Not your average Valentine’s Day bouquet of standard roses, this book offers a more creative delight to the senses. While the title may sound like another in the sea of mindfulness instruction manuals, it is something else entirely. Jenny Odell manages to invert how we experience our consciousness on quite a broader level. She pulls equally and effortlessly from ancient philosophy and modern art, to track the multitude of ways humans have been challenging the perimeters of perception for centuries. Certainly not your typical pop psych book, Odell is more historian and philosopher.
I find this book challenging to summarize as it is truly expansive and multifaceted. However, here are some of my favorite passages that highlight how “monoculture,” has corrupted and limited our individual imaginations.
“Just as practices of logging and large-scale farming decimate the land, an overemphasis on performance turns what was once a dense and thriving landscape of individual and communal thought into a Monsanto farm whose ‘production’ slowly destroys the soil until nothing more can grow. It extinguishes one species of thought after another, it hastens the erosion of attention.”

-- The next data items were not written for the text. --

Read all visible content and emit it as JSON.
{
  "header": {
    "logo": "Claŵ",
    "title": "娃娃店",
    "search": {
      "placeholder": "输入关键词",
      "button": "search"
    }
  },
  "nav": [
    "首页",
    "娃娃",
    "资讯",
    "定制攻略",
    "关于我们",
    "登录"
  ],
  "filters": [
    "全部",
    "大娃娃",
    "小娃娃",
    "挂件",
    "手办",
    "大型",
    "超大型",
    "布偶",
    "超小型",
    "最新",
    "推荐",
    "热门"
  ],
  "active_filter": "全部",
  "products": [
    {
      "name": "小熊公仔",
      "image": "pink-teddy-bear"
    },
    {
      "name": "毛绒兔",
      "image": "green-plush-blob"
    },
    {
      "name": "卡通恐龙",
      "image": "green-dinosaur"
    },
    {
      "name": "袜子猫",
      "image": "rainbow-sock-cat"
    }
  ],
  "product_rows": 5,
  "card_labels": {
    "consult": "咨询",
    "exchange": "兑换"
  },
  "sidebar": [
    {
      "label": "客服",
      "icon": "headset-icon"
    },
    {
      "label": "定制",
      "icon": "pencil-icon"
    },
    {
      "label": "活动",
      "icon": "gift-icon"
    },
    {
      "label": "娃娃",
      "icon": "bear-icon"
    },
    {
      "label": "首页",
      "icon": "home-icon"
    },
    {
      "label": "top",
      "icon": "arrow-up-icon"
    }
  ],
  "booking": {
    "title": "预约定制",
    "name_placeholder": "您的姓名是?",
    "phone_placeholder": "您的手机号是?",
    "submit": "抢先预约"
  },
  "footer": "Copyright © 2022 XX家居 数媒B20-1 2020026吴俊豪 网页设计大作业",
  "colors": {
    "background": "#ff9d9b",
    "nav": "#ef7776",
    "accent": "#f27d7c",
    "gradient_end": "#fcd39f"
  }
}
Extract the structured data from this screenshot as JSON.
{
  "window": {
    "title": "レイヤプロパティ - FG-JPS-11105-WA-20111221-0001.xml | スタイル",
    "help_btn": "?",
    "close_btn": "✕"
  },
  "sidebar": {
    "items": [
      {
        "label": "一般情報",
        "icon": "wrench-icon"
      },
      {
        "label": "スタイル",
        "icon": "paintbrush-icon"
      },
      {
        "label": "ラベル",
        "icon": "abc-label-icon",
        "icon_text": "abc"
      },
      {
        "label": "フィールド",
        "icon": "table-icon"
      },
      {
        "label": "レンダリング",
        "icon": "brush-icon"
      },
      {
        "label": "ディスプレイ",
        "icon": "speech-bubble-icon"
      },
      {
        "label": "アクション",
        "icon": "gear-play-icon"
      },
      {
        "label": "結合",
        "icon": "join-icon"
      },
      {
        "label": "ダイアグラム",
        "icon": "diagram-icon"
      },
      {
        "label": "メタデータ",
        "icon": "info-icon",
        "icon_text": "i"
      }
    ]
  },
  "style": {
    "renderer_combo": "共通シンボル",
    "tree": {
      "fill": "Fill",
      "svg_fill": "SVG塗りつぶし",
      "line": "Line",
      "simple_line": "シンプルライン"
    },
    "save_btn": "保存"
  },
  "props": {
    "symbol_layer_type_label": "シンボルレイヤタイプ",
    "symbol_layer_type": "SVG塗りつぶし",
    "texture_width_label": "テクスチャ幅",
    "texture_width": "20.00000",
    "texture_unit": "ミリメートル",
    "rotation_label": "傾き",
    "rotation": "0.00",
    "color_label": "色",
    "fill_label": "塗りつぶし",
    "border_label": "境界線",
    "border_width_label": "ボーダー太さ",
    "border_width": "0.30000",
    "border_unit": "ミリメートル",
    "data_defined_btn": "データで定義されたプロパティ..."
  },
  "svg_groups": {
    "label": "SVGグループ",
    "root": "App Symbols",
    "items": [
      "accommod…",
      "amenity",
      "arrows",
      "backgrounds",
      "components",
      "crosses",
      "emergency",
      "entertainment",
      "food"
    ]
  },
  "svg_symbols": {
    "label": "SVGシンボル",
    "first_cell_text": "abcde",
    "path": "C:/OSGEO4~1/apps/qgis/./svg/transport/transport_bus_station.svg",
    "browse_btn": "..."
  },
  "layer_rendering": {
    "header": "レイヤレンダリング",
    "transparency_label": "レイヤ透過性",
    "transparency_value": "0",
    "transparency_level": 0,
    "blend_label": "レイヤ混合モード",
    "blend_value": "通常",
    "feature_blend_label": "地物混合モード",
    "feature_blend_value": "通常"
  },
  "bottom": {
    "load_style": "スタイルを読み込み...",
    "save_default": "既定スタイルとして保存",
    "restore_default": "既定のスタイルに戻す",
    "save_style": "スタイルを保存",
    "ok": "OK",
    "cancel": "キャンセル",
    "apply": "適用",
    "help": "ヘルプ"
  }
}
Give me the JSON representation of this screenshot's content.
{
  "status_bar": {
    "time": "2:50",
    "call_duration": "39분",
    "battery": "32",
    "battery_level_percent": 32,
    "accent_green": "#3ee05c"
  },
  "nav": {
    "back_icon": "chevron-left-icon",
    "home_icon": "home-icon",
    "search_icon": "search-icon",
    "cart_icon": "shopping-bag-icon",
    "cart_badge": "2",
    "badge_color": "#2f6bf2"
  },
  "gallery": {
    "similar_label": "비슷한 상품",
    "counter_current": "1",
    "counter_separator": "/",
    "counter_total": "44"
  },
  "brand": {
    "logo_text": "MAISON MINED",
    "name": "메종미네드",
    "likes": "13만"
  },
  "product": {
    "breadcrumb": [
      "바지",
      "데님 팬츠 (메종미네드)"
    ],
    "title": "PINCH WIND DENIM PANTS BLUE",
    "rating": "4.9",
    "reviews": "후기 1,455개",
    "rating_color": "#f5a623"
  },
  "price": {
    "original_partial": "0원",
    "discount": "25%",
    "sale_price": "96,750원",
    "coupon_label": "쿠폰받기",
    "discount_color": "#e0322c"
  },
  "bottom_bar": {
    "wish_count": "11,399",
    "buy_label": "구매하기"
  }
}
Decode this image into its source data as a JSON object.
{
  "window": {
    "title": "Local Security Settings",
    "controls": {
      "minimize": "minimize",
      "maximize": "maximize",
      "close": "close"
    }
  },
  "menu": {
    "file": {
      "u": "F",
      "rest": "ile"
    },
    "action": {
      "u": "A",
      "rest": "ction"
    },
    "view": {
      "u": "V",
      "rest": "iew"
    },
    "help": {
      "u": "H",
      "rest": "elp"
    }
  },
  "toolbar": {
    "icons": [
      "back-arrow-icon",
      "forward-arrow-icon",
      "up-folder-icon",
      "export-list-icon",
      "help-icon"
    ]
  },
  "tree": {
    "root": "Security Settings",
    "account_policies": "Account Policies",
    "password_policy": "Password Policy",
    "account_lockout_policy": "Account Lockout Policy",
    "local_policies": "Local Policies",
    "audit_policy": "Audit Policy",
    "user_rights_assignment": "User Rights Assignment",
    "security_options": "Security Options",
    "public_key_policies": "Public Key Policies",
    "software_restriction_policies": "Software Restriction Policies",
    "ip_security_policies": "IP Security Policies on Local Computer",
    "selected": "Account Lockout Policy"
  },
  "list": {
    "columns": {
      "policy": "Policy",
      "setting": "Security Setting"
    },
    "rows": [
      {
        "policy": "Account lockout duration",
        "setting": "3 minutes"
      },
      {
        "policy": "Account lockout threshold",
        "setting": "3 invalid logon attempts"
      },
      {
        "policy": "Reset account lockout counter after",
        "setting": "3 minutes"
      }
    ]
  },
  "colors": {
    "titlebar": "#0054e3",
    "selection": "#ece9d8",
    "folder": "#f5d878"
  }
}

Odell asks very simply over and over, “productivity that produces what? Successful in what way, and for whom?” These are the questions she echoes throughout the book and ones I think we need to be asking ourselves far more often. I find that the most well-adjusted young adults I work with, were once teenagers and children who were given the freedom to explore these questions or to witness their parents doing so. But in a culture that pushes over-scheduling and a blind march towards the uniformity of college, these individuals are becoming more and more rare.
Without adults willing to ask these questions, the next generation is growing up blind to the influences that will narrow the development of their very identities. “When the language of advertising and personal branding enjoins you to ‘be yourself,’ what it really means is ‘be more yourself,’ where ‘yourself’ is a consistent and recognizable pattern of habits, desires and drives that can be more easily advertised to and appropriated, like units of capital.”
But Odell offers us hope, a way out beyond, “loudly quitting Facebook and then tweeting about it.” She suggests, “a real withdrawal of attention happens first and foremost in the mind…what is needed is not to just withdraw attention, but to invest it somewhere else, to enlarge and proliferate it, to improve its acuity.” She explores how resisting the attention economy means so much more than our individual battles with these forces, it ultimately will require social change and activism on a large scale. But for now, this book is a good place to begin.